Artist Statement
Pat Gericke is an oil painter exploring simplicity, color, and light through still life portraits of vegetables, flowers and food. She paints to remove herself from the chaos of city life and experience the under-appreciated visual drama found waiting at home—the color and light of scattered vegetables on a kitchen table or the textures in a slice of cake sitting in its old-fashioned bakery box. While her subject matter may appear to be simple depictions of everyday objects, she is really creating paintings about stillness and the importance of appreciating the quiet richness and depth that surrounds us.
She developed her deep awareness and sensitivity to color and light over the course of her thirty years as an interior designer. Trained in the 1980's when minimalism reigned supreme, Pat embraced the principles of creating an elegant simplicity, but opted for using the warmth and humanity of rich color, light, and texture instead. When she began painting in oils, her still life compositions immediately became a means to continue that exploration through the close observation of simple natural forms and overlooked household objects.
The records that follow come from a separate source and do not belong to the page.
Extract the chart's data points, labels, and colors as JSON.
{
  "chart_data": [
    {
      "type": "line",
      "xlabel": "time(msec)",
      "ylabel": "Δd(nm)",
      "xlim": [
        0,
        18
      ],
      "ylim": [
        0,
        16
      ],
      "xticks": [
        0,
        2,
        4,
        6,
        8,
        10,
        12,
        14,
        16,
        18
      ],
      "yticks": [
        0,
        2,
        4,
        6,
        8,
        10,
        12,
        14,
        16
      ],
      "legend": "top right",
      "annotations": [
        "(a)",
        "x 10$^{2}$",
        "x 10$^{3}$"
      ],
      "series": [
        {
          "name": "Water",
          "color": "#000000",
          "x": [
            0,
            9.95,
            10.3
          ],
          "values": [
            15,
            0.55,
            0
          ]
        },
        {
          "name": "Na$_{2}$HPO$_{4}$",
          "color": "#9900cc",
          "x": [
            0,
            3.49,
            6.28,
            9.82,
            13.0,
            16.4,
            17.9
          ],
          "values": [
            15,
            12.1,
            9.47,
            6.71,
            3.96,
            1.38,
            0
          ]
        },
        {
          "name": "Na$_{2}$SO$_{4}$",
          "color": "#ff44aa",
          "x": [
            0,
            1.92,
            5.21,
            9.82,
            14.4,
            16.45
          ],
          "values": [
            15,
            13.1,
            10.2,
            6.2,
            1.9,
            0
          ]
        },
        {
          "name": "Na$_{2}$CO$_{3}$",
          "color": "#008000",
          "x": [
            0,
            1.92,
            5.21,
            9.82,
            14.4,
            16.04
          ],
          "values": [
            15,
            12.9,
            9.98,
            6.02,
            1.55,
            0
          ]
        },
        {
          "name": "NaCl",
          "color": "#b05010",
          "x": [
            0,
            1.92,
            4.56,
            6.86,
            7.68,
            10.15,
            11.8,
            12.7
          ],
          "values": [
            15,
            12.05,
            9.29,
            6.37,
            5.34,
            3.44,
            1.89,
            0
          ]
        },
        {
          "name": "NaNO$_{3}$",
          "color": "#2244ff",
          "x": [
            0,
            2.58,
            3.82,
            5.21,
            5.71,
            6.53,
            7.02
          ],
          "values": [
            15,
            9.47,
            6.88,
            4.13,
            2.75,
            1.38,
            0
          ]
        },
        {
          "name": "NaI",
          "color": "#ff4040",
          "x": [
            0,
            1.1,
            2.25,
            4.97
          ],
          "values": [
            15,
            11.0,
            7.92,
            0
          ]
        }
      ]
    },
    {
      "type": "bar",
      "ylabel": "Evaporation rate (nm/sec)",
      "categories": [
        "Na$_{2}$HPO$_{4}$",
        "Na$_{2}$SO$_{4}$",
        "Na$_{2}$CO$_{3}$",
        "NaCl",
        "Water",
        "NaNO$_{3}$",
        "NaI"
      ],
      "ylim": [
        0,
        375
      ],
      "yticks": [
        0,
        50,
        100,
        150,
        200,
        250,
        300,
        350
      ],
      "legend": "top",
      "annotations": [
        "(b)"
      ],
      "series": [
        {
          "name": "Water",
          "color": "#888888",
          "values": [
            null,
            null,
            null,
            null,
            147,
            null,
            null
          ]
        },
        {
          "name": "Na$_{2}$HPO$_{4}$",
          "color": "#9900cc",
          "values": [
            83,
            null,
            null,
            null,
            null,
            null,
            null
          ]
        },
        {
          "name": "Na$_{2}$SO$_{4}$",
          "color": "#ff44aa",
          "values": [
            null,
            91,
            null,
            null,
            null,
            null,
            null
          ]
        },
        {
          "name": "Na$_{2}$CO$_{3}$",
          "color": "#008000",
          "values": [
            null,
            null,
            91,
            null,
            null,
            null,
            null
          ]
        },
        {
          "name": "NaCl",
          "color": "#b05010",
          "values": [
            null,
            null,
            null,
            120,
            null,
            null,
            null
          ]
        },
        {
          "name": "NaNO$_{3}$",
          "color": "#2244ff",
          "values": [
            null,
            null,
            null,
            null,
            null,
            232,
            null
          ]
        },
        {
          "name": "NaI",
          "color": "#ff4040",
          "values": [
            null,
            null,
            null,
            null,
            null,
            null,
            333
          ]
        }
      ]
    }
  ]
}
Her satisfaction as a painter comes through revealing the nuances found in these small, natural forms--the crispy translucence of a purply-red onion skin juxtaposed against the pale, cool lavenders and grays of a green cabbage, or in the way wrinkles in a plastic baggie reflect the overhead light and change the color and shape of the doughnut inside.
As Pat begins to expand her subject matter to include landscapes and portraits of people, her priorities remain the same—slowing down long enough to appreciate and capture the unique color, light and texture in an individual form or in the wide expanse of an open space.
Painting is a meditative experience for Pat and she feels that her process informs the stillness in the finished work. She always starts each painting with a drawing to determine her composition and then searches for the lights and darks. Once she identifies the shapes of the shadows, she begins to paint in the underlying colors that live in the lightest areas of the painting. From there on it's an exercise in discovery as she slows down to immerse herself in the seeing process.
In her pursuit of a more contemplative pace, Pat has also begun using a palette knife because of the textures that can be achieved as well as how the tool forces her to slow down even further as she wrestles the knife for control of the painting. Pat has experimented with acrylics and watercolor, but prefers oils because no other medium allows her to reveal the underlying color and glistening quality immanent in the subjects she's trying to capture.
Pat Gericke studied painting under Sam Adoquei at the National Academy School of Fine Art as well as the Union Square Atelier in new York City. She also attended workshops lead by James Weiss at The Lyme Academy of Fine Art, Old Lyme. Ct. Working as an interior designer has greatly influenced how she views the world as a painter. She splits her time between New York City and Aiken, South Carolina.